# Is there 6' led lighting?



## hgi (Jun 13, 2010)

So I picked up one of those marineland 36-48" led fixtures for my 90g yesterday and I'm wondering if there's such thing of one that I could get for my 6' tank.

I checked marineland and it seems the 36-48" is the biggest they make and I couldn't find much on google.


----------



## mdwflyer (Jan 11, 2011)

2x36 works great on my 6'


----------



## 2wheelsx2 (Apr 21, 2010)

Yep I'm ruuning 2 of those in my 6 footer.


----------



## tony1928 (Apr 22, 2010)

Yup, as long as you have a way to support them on your tank, two 3 footers will work just fine.
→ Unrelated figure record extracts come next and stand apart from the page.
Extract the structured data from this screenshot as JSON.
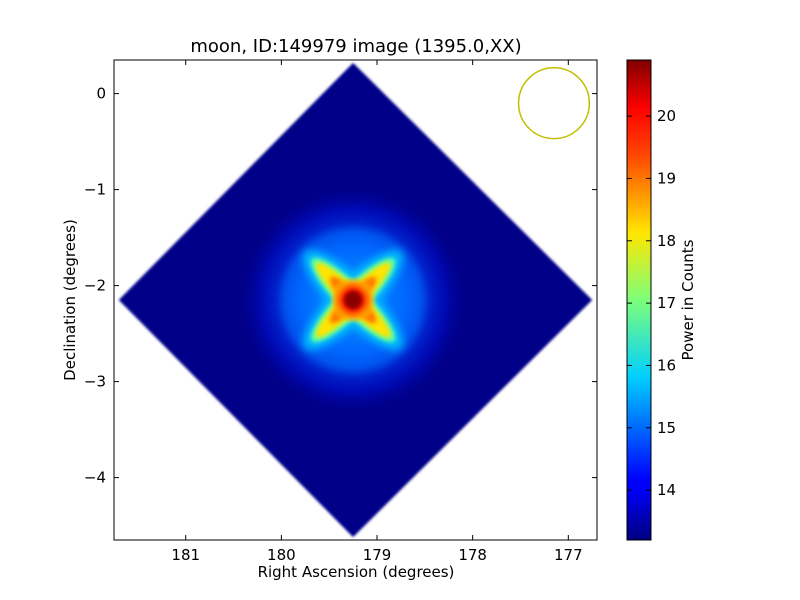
{
  "chart_data": {
    "type": "heatmap",
    "title": "moon, ID:149979 image (1395.0,XX)",
    "xlabel": "Right Ascension (degrees)",
    "ylabel": "Declination (degrees)",
    "xlim": [
      181.75,
      176.7
    ],
    "ylim": [
      -4.65,
      0.35
    ],
    "x_axis_inverted": true,
    "x_ticks": [
      181,
      180,
      179,
      178,
      177
    ],
    "x_tick_labels": [
      "181",
      "180",
      "179",
      "178",
      "177"
    ],
    "y_ticks": [
      0,
      -1,
      -2,
      -3,
      -4
    ],
    "y_tick_labels": [
      "0",
      "−1",
      "−2",
      "−3",
      "−4"
    ],
    "grid": false,
    "colormap": "jet",
    "colorbar": {
      "label": "Power in Counts",
      "range": [
        13.2,
        20.9
      ],
      "ticks": [
        14,
        15,
        16,
        17,
        18,
        19,
        20
      ],
      "tick_labels": [
        "14",
        "15",
        "16",
        "17",
        "18",
        "19",
        "20"
      ]
    },
    "image_footprint": {
      "shape": "diamond",
      "center": [
        179.25,
        -2.15
      ],
      "vertices": [
        [
          179.25,
          0.32
        ],
        [
          176.75,
          -2.15
        ],
        [
          179.25,
          -4.62
        ],
        [
          181.7,
          -2.15
        ]
      ],
      "background_level": 13.3
    },
    "peak": {
      "ra": 179.25,
      "dec": -2.15,
      "value": 20.8,
      "structure": "four-armed cross (diagonal arms)"
    },
    "beam_circle": {
      "center": [
        177.15,
        -0.1
      ],
      "radius_deg": 0.37,
      "color": "#c0c000"
    }
  }
}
Come to think of it, they probably look pretty sharp as hanging fixtures too. if you want a real 6 foot unit, they sell real high end stuff for 4k at JL. Probably a lot more than you need unless you are reefing.


----------



## hgi (Jun 13, 2010)

Yea it's just a non planted fresh water tank so I'm not looking for anything high tech, I have way to support 2 of them but would rather do a single if possible and hanging would be a good idea. I'll play with the one I have now and think about putting two of them on the 6footer.


----------



## tony1928 (Apr 22, 2010)

if you are looking for hardware that's real cool for hanging. Google Griplock systems. Its a wire cable suspension system. Pretty cheap if you buy online. Sold for lighting.


----------